Al atardecer, los vecinos comenzaron a escuchar gritos y ruidos de objetos que parecían incrustarse en el piso o chocar contra las paredes. Se dijo que dos televisores y un equipo de música yacían destrozados. Castro se había quitado la parte superior del equipo de gimnasia que tenía puesto y con el torso desnudo se paseaba por su departamento a los gritos. “Me quieren matar”, “Me quieren hacer daño”. Frases arrojadas a la nada que varios vecinos habrían escuchado.
Una vez más, el periodista padecía una de esas alucinaciones que lo hacían percibir una realidad distorsionada e intuir la presencia de seres inexistentes.

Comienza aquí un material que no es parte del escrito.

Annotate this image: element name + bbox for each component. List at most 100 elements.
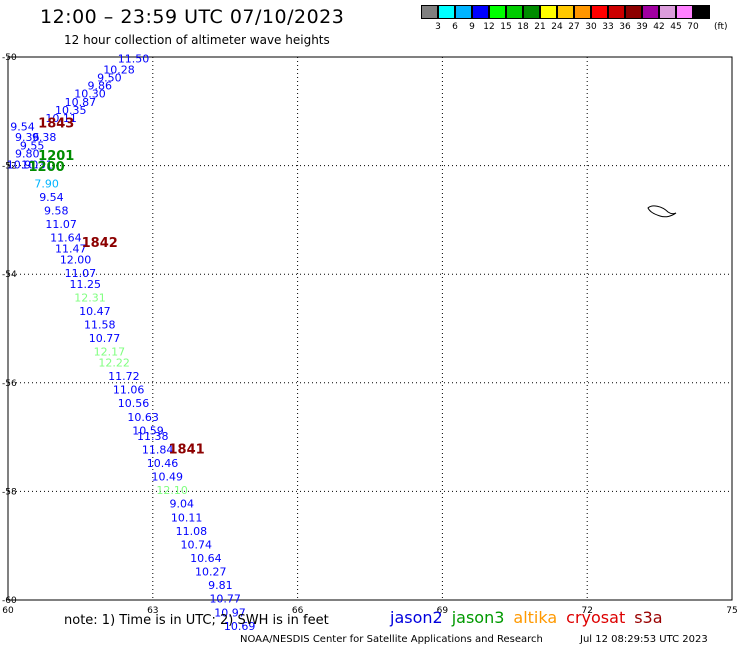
wave-height-value: 10.27 xyxy=(195,566,227,579)
wave-height-value: 12.10 xyxy=(156,484,188,497)
latitude-tick-label: -50 xyxy=(2,53,17,63)
wave-height-value: 9.86 xyxy=(87,80,112,93)
color-swatch xyxy=(472,5,489,19)
track-time-label: 1201 xyxy=(38,149,74,164)
wave-height-value: 11.50 xyxy=(118,52,150,65)
wave-height-value: 10.46 xyxy=(147,457,179,470)
color-legend-label: 18 xyxy=(517,22,529,32)
wave-height-value: 11.07 xyxy=(45,218,77,231)
wave-height-value: 11.58 xyxy=(84,319,116,332)
wave-height-value: 10.11 xyxy=(45,112,77,125)
wave-height-value: 9.58 xyxy=(44,204,69,217)
wave-height-value: 10.11 xyxy=(171,511,203,524)
longitude-tick-label: 66 xyxy=(292,606,304,616)
color-legend-label: 39 xyxy=(636,22,648,32)
satellite-legend-altika: altika xyxy=(513,608,558,627)
wave-height-value: 12.31 xyxy=(74,291,106,304)
wave-height-value: 11.06 xyxy=(113,384,145,397)
gridlines xyxy=(8,57,732,600)
color-swatch xyxy=(438,5,455,19)
color-legend-label: 9 xyxy=(469,22,475,32)
map-frame xyxy=(7,56,733,601)
color-legend-label: 36 xyxy=(619,22,631,32)
wave-height-value: 11.47 xyxy=(55,242,87,255)
wave-height-value: 10.64 xyxy=(190,552,222,565)
color-legend-label: 70 xyxy=(687,22,699,32)
wave-height-value: 10.28 xyxy=(103,63,135,76)
latitude-tick-label: -58 xyxy=(2,487,17,497)
color-swatch xyxy=(506,5,523,19)
footnote: note: 1) Time is in UTC; 2) SWH is in fe… xyxy=(64,613,329,628)
latitude-tick-label: -52 xyxy=(2,162,17,172)
axis-tick-labels: 60 63 66 69 72 75 -50 -52 -54 -56 -58 -60 xyxy=(2,53,738,616)
color-swatch xyxy=(489,5,506,19)
color-legend-label: 12 xyxy=(483,22,495,32)
color-legend-label: 45 xyxy=(670,22,682,32)
wave-height-value: 10.97 xyxy=(214,606,246,619)
color-legend-label: 3 xyxy=(435,22,441,32)
wave-height-value: 10.74 xyxy=(180,538,212,551)
track-time-label: 1842 xyxy=(82,236,118,251)
color-swatch xyxy=(659,5,676,19)
wave-height-value: 10.87 xyxy=(65,96,97,109)
wave-height-value: 10.30 xyxy=(74,88,106,101)
wave-height-value: 9.80 xyxy=(15,147,40,160)
color-legend-label: 27 xyxy=(568,22,580,32)
wave-height-value: 9.38 xyxy=(32,131,57,144)
track-time-label: 1841 xyxy=(168,442,204,457)
wave-height-value: 10.31 xyxy=(21,158,53,171)
color-swatch xyxy=(693,5,710,19)
wave-height-value: 11.64 xyxy=(50,232,82,245)
map-subtitle: 12 hour collection of altimeter wave hei… xyxy=(64,33,330,47)
color-legend-label: 15 xyxy=(500,22,512,32)
color-swatch xyxy=(540,5,557,19)
longitude-tick-label: 60 xyxy=(2,606,14,616)
color-swatch xyxy=(625,5,642,19)
longitude-tick-label: 72 xyxy=(581,606,592,616)
wave-height-value: 12.00 xyxy=(60,253,92,266)
map-title: 12:00 – 23:59 UTC 07/10/2023 xyxy=(40,6,345,28)
wave-height-value: 11.25 xyxy=(69,278,101,291)
color-swatch xyxy=(574,5,591,19)
satellite-legend-cryosat: cryosat xyxy=(566,608,626,627)
wave-height-value: 12.17 xyxy=(94,346,126,359)
color-legend-label: 24 xyxy=(551,22,563,32)
satellite-legend-s3a: s3a xyxy=(634,608,663,627)
island-outline xyxy=(647,205,677,218)
wave-height-value: 10.77 xyxy=(89,332,121,345)
wave-height-value: 10.35 xyxy=(55,104,87,117)
color-swatch xyxy=(421,5,438,19)
wave-height-value: 9.54 xyxy=(39,191,64,204)
latitude-tick-label: -56 xyxy=(2,379,17,389)
credit-line: NOAA/NESDIS Center for Satellite Applica… xyxy=(240,634,543,645)
latitude-tick-label: -54 xyxy=(2,270,17,280)
wave-height-value: 10.69 xyxy=(224,620,256,633)
color-swatch xyxy=(455,5,472,19)
satellite-legend-jason3: jason3 xyxy=(451,608,505,627)
color-swatch xyxy=(557,5,574,19)
wave-height-value: 9.36 xyxy=(15,131,40,144)
color-legend-label: 42 xyxy=(653,22,665,32)
wave-height-value: 10.59 xyxy=(132,424,164,437)
color-legend-label: 30 xyxy=(585,22,597,32)
track-time-label: 1843 xyxy=(38,117,74,132)
wave-height-value: 12.22 xyxy=(98,357,130,370)
track-time-label: 1200 xyxy=(29,160,65,175)
wave-height-value: 10.63 xyxy=(127,411,159,424)
wave-height-values: 11.5010.289.509.8610.3010.8710.3510.119.… xyxy=(7,52,256,632)
wave-height-value: 11.72 xyxy=(108,370,140,383)
wave-height-value: 9.04 xyxy=(170,498,195,511)
color-legend-label: 21 xyxy=(534,22,546,32)
wave-height-value: 10.90 xyxy=(7,158,39,171)
wave-height-value: 10.56 xyxy=(118,397,150,410)
color-legend-unit: (ft) xyxy=(714,22,728,32)
latitude-tick-label: -60 xyxy=(2,596,17,606)
wave-height-value: 11.38 xyxy=(137,430,169,443)
color-swatch xyxy=(523,5,540,19)
wave-height-value: 7.90 xyxy=(34,177,59,190)
wave-height-value: 10.77 xyxy=(209,593,241,606)
wave-height-value: 11.07 xyxy=(65,267,97,280)
wave-height-value: 11.08 xyxy=(176,525,208,538)
color-legend-label: 33 xyxy=(602,22,614,32)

Trascendió que alguna vez se sintió acosado por las ratas y otra percibió que los piojos se apoderaban de él, por eso apeló a cuanto champú existiera para combatir esa invasión que, desde ya, era fruto de lo que le provocaba el consumo de drogas. Ansiolíticos y antidepresivos se desparramaban por el living, la habitación y la cocina.
Se dijo que el auxiliar de la portería entró a socorrerlo. Pero lo cierto es que Castro al escuchar que llegaban por él, corrió al balcón, levantó sus piernas y se arrojó sin conciencia de su acto. No buscaba el suicidio, sino escapar a ese enemigo inexistente que divisaba desde hacía unos minutos y que lo hizo estallar en gritos que, aún hoy, los vecinos no pueden olvidar.

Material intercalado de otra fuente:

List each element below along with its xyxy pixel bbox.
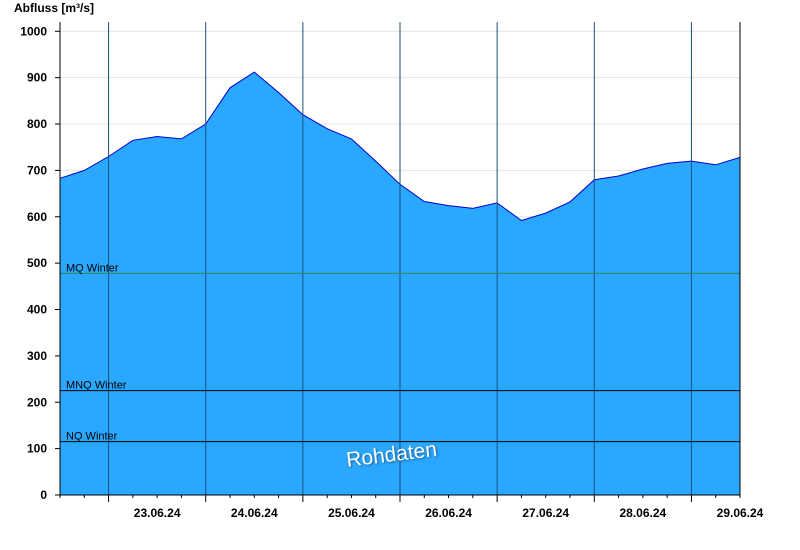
x-tick-label: 26.06.24: [425, 506, 472, 520]
reference-line-label: NQ Winter: [66, 431, 118, 443]
y-tick-label: 400: [27, 303, 47, 317]
reference-line-label: MQ Winter: [66, 262, 119, 274]
y-tick-label: 1000: [20, 24, 47, 38]
y-tick-label: 700: [27, 163, 47, 177]
y-tick-label: 600: [27, 210, 47, 224]
x-tick-label: 24.06.24: [231, 506, 278, 520]
y-tick-label: 0: [40, 488, 47, 502]
y-tick-label: 800: [27, 117, 47, 131]
x-tick-label: 29.06.24: [717, 506, 764, 520]
y-tick-label: 300: [27, 349, 47, 363]
x-tick-label: 25.06.24: [328, 506, 375, 520]
y-tick-label: 900: [27, 71, 47, 85]
y-axis-title: Abfluss [m³/s]: [14, 1, 95, 15]
y-tick-label: 200: [27, 395, 47, 409]
x-tick-label: 23.06.24: [134, 506, 181, 520]
x-tick-label: 28.06.24: [619, 506, 666, 520]
x-tick-label: 27.06.24: [522, 506, 569, 520]
reference-line-label: MNQ Winter: [66, 380, 127, 392]
y-tick-label: 500: [27, 256, 47, 270]
y-tick-label: 100: [27, 442, 47, 456]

Poco antes de las nueve de la noche, lo operaron en el Hospital Fernández. La tarea era titánica: fracturas atendidas por traumatólogos y cirujanos ocupándose, en simultáneo, de un cerebro comprimido que había que drenar. Estado de coma, intubación y un pronóstico reservado.
Al nosocomio de la calle Cerviño primero llegó Luis Pavesio, quien al enterarse del cuadro no pudo evitar quebrarse. Inmediatamente después lo hizo Hugo, el padre del paciente. También llegaron figuras del espectáculo y compañeros de trabajo. Nadie podía entender lo sucedido. Ni siquiera aquellos más cercanos que conocían, en parte, la situación emocional y el consumo de estupefacientes. “Es un milagro que esté vivo”, dijo la doctora Liliana Voto, directora del hospital.

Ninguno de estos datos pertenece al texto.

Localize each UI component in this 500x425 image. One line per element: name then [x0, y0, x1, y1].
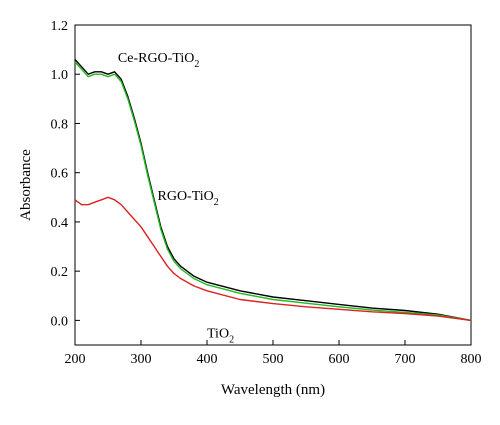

Miguel Núñez, vocero de Néstor Kirchner, se hizo presente en el lugar. También se acercó Aníbal Ibarra, Jefe de Gobierno porteño. No faltaron Adrián Suar ni Ronnie Arias, integrante del staff de Kaos en la ciudad.
En la madrugada del viernes 5 de marzo, el cuerpo flagelado no respondió más. “Disfunción orgánica múltiple” fue la definición de la ciencia. Le falló todo: riñones, pulmones, cerebro y corazón. A las 2.30 se produjo el paro cardiorrespiratorio que llevó a Juan Castro a la inmortalidad de su recuerdo. En la morgue, el estudio realizado esa misma madrugada comprobó politraumatismos, hemorragias, fractura de cráneo y lesiones en su miembro inferior izquierdo.
Por decisión familiar no se realizó velatorio. Amigos y seguidores lo despidieron en el Cementerio de la Chacarita. Se había ido el pibe que nació en Parque Patricios y se crió en un monoblock de la calle Matheu. El hijo que perdió a su madre cuando era un adolescente. El locutor recibido en el ISER que hablaba inglés a la perfección y el estudiante avanzado de la Universidad de Buenos Aires. El que hizo Zoo, junto a Dolores Cahen D´Anvers, a quien había conocido en Telefe Noticias, donde también dejó su huella como conocedor del pulso de la calle. Se había apagado la llama de un periodista versátil que podía entrevistar con profundidad al líder montonero Mario Firmenich o cubrir como pez en el agua la Love Parade de Berlín.
A los 33, venía transitando su vía crucis de dolor y tormento desde hacía muchos años. A la misma edad de Cristo conoció su cruz final.